Não deixamos passar nada por despercebido, aproveitamos
para olharmos em todos os detalhes de cada lugar que passávamos.
Chegamos
à cidade de Alto Caparaó por volta das 16 horas
e 40 minutos, aproveitamos para fazer as compras das coisas
que tínhamos esquecidos, fizemos um pequeno passeio pela
cidade, (foto à esquerda do coreto da Praça de
Alto Caparaó e ao fundo a Igreja Matriz). Em seguida
demos continuidade a nossa viajem, com destino agora ao Parque
Nacional do Caparaó. O Parque foi criado em 1961, fica
a leste do Estado de Minas Gerais e a Sudoeste do Espírito
Santo, nos municípios de Espera Feliz e Caparaó,
em Minas, e Iúna, Alegre, Dores do Rio Preto e Divino
de São Lourenço, no Espírito Santo. Sua
área é de 25 mil hectares, com grandes trechos
de mata pluvial tropical e de vegetação rupestre.
A
região da Serra do Caparaó apresenta as maiores
altitudes do sudoeste do Brasil, em torno dos 2.000 metros acima
do nível do mar. O ponto culminante é o Pico da
Bandeira, com 2.890 metros. Do primeiro acampamento (tronqueira),
já é possível estar acima das nuvens, onde
do mirante se tem uma visão de uma imensa cadeia montanhosa
além das cidades de Alto Caparaó - MG, Manhumirim
- MG, Carangola - MG e outras. O acampamento possui uma infra-estrutura
para atender a todos, com banheiros, lava-pratos, estacionamento
e fiscalização permanente.

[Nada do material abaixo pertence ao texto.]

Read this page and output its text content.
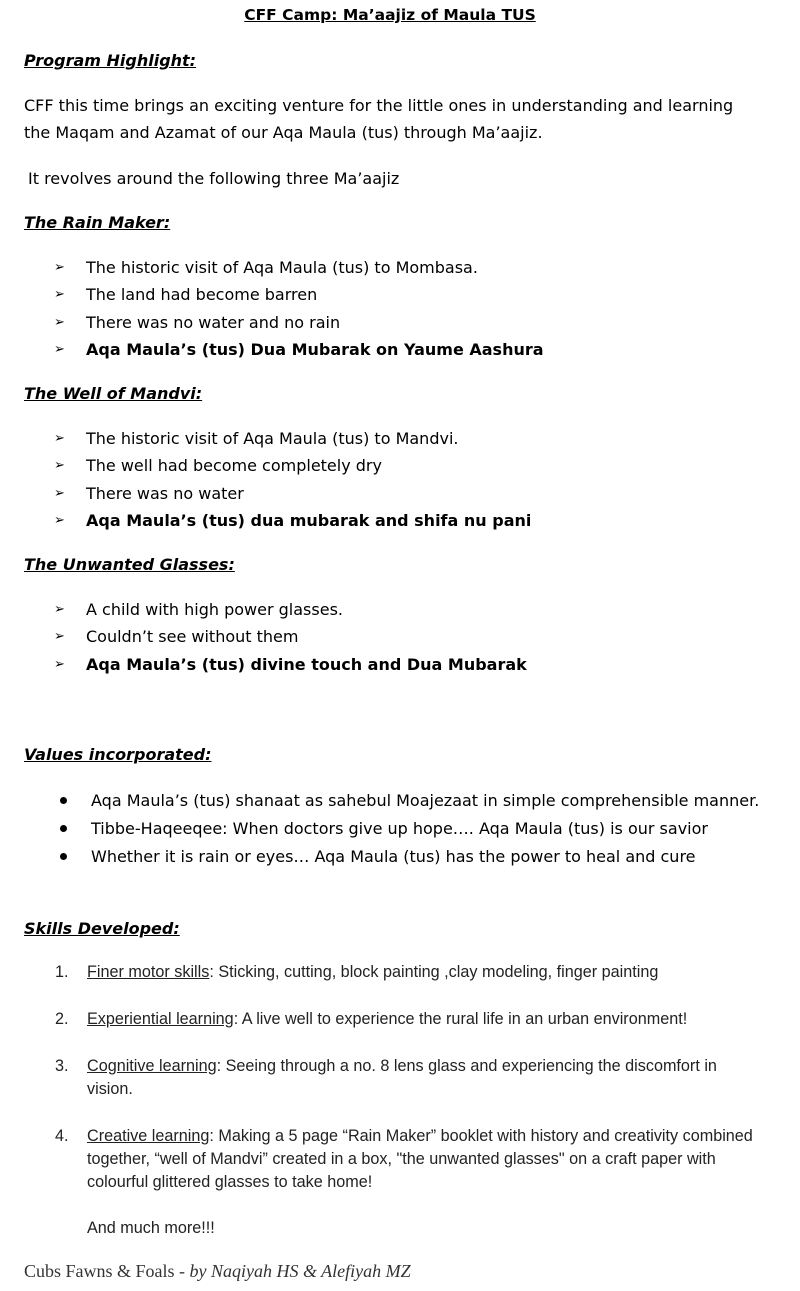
CFF Camp: Ma’aajiz of Maula TUS
Program Highlight:
CFF this time brings an exciting venture for the little ones in understanding and learning the Maqam and Azamat of our Aqa Maula (tus) through Ma’aajiz.
It revolves around the following three Ma’aajiz
The Rain Maker:
➢ The historic visit of Aqa Maula (tus) to Mombasa.
➢ The land had become barren
➢ There was no water and no rain
➢ Aqa Maula’s (tus) Dua Mubarak on Yaume Aashura
The Well of Mandvi:
➢ The historic visit of Aqa Maula (tus) to Mandvi.
➢ The well had become completely dry
➢ There was no water
➢ Aqa Maula’s (tus) dua mubarak and shifa nu pani
The Unwanted Glasses:
➢ A child with high power glasses.
➢ Couldn’t see without them
➢ Aqa Maula’s (tus) divine touch and Dua Mubarak
Values incorporated:
Aqa Maula’s (tus) shanaat as sahebul Moajezaat in simple comprehensible manner.
Tibbe-Haqeeqee: When doctors give up hope…. Aqa Maula (tus) is our savior
Whether it is rain or eyes… Aqa Maula (tus) has the power to heal and cure
Skills Developed:
1. Finer motor skills: Sticking, cutting, block painting ,clay modeling, finger painting
2. Experiential learning: A live well to experience the rural life in an urban environment!
3. Cognitive learning: Seeing through a no. 8 lens glass and experiencing the discomfort in vision.
4. Creative learning: Making a 5 page “Rain Maker” booklet with history and creativity combined together, “well of Mandvi” created in a box, "the unwanted glasses" on a craft paper with colourful glittered glasses to take home!
And much more!!!
Cubs Fawns & Foals - by Naqiyah HS & Alefiyah MZ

Da tronqueira até
o Pico são 9 km de caminhada. (Foto à esquerda
do mirante – tronqueira).
No
acampamento é preciso ter cuidado com os Quatís,
não por eles serem perigosos, o que não são,
mas por terem a mania de roubarem as comidas dos montanhistas.
Até uns 10 anos atrás eles eram ariscos e não
apareciam em público, mas com o passar do tempo os turistas
os deixaram mal acostumados, quando aparecia um eles aproveitavam
para alimentá-lo. Assim, hoje, nos horários das
refeições, eles aparecem em grande quantidade,
dispostos até a invadir barracas atrás de alimentação.
Sendo assim só nos restam duas opções:
alimentá-los até enchê-los, ou então
ficar vigiando os alimentos até eles desistirem e irem
embora.
No
dia seguinte, 28, aguardávamos pela chegada de nossos
amigos Evaristo e Samir, pois o combinado era de começarmos
a caminhada naquele dia. Fizemos uma pequena caminhada pelo
Parque, como em todos acampamentos a cada minuto fazíamos
novas amizades. Por volta das 16 horas Evaristo e Samir chegaram
ao acampamento, por lá fizemos uma refeição,
armamos o acampamento deles junto ao nosso, preparamos nossas
mochilas, sacos de dormir, energéticos, afinal, não
queríamos passar aperto em nenhum momento de nossa caminhada
ao Pico da Bandeira, enfim, iríamos estar a 2.890 metros
à nível do mar, e a 9 km do nosso acampamento.
A
caminhada de 4,5 km até a Casa de Pedras foi tranqüila,
saímos da tronqueira por volta das 18 horas e 35 minutos,
chegamos à Casa por volta das 20 horas e 50 minutos.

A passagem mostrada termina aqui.